Sports, Peace and Development: Conflict Transformation and Breaking Barriers of hostilities in Bougainville

Sports, Peace and Development: Conflict Transformation and Breaking Barriers of hostilities in Bougainville
Women participating in peace games

Since 2007, UNDP has been applying the concept of peace fairs and sport games to the peace and reconciliation process of Papua New Guinea’s (PNG) Autonomous Region Bougainville (ARB). This blend of sports, music and culture has borne fruits and is breaking barriers between divided youth and elders, former fighters and their communities, and between key factions and the Autonomous Government of Bougainville (ABG).

 

The recently held 3rd Bougainville Games must be considered the most transformative event since the signing of the peace agreement signed almost exactly 10 years ago between the national government of PNG and leaders representing the people of Bougainville.

 

The Games were held in the southern district of Buin, a location that for many years has been inaccessible and insecure due to activities by former fighting groups. All of ARB’s districts participated in this competition, including groups the so-called ‘no-go areas’ of Tabago, Kuono and parts of Buin and Panguna. Their enthusiasm and passion for sports and culture was stronger than roadblocks and orders that limited movements and interactions between communities for almost 20 years. Along with the competing teams, the respective chiefs and supporters, most factional leaders turned up to witness such a rare event organized in their area.

 

The event also showed the transformative power of the women of ARB. For the first time, women of the no-go areas of Oria, Wisai and others defied the orders of their male counterparts and mobilized themselves to accompany their sports teams and cultural performers to Buin. The initial objective of the over 200 women was to cook for their teams at the games. But the presence of the women with their persuasive power turned out to be a very successful measure of appeasement as they met with their relatives for the first time after the civil conflict. These reunifications culminated into a massive decision by all to reconcile and to break the long silence between the factions. The faction leaders had no alternative than to give in to this new wave of social harmony emerging.

 

Following many one-on-one persuasions to the faction leaders by UNDP during and after the Games, the Meekamui factions – excluded from the 2001 peace agreement – agreed to a meeting where they ultimately charted a way forward for settling their differences and for dialoguing with the ABG. This dialogue is something many Bougainvilleans could not imagine only a short while ago.

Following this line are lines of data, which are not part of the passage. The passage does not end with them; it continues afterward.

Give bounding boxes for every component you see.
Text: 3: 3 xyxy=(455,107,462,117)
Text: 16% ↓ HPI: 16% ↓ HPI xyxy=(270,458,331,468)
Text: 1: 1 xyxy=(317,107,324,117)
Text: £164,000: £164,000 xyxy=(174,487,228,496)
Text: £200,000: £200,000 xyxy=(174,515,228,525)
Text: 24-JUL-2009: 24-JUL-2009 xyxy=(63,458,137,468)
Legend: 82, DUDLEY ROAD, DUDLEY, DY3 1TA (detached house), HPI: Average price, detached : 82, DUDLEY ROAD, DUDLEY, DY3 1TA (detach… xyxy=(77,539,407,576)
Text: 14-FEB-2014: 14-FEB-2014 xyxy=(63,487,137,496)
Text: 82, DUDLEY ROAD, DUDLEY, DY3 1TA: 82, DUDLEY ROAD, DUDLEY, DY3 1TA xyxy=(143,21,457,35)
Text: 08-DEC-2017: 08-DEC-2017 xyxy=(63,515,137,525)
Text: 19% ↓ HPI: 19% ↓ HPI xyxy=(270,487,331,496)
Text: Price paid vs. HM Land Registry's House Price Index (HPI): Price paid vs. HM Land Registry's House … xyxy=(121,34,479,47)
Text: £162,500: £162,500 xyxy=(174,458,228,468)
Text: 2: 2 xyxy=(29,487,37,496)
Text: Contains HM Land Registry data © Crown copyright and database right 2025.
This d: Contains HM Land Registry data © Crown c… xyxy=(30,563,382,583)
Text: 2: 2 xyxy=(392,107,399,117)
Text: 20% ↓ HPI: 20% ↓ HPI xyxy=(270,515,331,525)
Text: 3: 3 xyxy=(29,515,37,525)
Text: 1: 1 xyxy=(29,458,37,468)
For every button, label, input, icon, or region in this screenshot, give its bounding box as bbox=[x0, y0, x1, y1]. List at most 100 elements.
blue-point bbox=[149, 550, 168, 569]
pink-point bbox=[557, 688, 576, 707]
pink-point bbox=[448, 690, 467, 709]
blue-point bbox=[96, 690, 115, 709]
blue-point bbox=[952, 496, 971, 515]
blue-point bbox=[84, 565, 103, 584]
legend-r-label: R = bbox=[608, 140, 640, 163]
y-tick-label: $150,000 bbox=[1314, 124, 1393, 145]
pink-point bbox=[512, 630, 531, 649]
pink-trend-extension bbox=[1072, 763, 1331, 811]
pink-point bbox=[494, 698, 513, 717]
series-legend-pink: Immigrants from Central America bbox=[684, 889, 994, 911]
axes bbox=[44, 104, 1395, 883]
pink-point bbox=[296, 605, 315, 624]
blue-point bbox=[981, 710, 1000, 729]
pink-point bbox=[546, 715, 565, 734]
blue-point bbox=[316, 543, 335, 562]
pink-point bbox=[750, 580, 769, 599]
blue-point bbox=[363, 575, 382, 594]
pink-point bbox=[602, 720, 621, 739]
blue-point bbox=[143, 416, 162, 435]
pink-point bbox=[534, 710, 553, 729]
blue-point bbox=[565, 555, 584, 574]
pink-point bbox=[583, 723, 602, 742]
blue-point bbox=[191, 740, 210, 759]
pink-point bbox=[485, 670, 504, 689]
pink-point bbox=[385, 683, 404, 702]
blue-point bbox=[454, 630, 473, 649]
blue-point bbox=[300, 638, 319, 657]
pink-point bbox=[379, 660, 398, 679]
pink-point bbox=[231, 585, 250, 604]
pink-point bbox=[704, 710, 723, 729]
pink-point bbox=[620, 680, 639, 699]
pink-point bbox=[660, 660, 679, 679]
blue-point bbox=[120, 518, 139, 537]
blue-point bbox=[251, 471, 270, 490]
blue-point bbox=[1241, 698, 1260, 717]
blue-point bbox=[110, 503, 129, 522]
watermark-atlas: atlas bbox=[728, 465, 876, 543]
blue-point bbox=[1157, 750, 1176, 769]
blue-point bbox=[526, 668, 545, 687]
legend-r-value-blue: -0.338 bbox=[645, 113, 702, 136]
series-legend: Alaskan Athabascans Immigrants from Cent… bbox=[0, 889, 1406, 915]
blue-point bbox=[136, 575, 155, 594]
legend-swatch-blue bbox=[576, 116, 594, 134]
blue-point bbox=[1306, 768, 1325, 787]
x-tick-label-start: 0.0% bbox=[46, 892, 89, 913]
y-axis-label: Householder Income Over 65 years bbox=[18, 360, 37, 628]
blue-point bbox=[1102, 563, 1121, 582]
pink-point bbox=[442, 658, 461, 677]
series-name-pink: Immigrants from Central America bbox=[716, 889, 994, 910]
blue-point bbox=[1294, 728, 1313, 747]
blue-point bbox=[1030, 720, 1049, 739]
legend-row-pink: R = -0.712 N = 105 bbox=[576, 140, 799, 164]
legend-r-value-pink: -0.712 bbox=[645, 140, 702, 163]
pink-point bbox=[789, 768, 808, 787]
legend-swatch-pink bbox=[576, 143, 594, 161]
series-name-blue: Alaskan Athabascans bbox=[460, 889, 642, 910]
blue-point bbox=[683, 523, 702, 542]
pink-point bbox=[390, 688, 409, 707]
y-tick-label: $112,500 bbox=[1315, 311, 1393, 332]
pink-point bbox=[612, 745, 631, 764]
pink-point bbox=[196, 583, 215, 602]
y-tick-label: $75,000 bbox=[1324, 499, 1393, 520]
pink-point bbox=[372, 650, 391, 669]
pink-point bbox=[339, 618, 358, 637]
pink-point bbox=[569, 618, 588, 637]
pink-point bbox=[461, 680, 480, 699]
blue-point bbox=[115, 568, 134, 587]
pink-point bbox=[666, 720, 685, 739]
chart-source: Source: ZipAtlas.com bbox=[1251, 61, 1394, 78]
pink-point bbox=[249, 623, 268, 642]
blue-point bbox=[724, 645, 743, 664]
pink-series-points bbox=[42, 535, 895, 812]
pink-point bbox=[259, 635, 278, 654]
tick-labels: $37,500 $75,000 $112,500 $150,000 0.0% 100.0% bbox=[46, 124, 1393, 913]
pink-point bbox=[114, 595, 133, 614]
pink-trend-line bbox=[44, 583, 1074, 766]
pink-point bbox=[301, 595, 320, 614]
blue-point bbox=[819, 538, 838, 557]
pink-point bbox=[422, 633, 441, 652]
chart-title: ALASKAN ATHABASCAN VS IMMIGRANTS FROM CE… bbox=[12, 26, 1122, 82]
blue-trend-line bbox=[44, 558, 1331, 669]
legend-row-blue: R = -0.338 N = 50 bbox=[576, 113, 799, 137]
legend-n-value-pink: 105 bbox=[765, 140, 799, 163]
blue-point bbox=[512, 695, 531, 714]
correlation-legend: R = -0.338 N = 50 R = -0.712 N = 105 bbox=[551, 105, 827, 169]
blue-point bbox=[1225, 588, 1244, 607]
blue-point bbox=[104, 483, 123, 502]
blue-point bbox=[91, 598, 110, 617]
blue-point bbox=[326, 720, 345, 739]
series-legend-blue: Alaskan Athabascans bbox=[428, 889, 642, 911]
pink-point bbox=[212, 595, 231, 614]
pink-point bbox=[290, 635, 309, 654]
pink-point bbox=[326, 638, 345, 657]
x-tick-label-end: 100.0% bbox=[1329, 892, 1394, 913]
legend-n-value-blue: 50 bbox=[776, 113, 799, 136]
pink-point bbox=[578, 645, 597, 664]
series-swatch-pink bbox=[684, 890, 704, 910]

Not only is UNDP’s support to the peace and reconciliation process in Bougainville the trigger for this emerging social harmony, but with its impartial position, UNDP was also requested to further facilitate the dialogue between factions and the ABG.

 

The profile of the Games were further elevated with the presence of the President of the ABG and with pledges by key members of the both the Regional and National Assembly to highlight the development plans for their constituencies. It is in this light that the recent Games were also the occasion for the opening of the Buin airstrip as well as for the extension of the national electricity grid to Buin town.

 

In the meantime, the ABG has pledged to make the Games a yearly event, now fully owning and organizing them. The plan is to organize the event on a rotational basis so that all districts have the opportunity to host. The next speculated venue is the Panguna district, the area where the Bougainville crisis originated, and yet another perceived insecure and inaccessible area that awaits its chance to open up to all.

 

Future Bougainville Games – now fully owned by ABG and with UNDP support - will further strengthen the capacity of ABG and the people of Bougainville in their quest for peacebuilding, reconciliation and post-conflict recovery.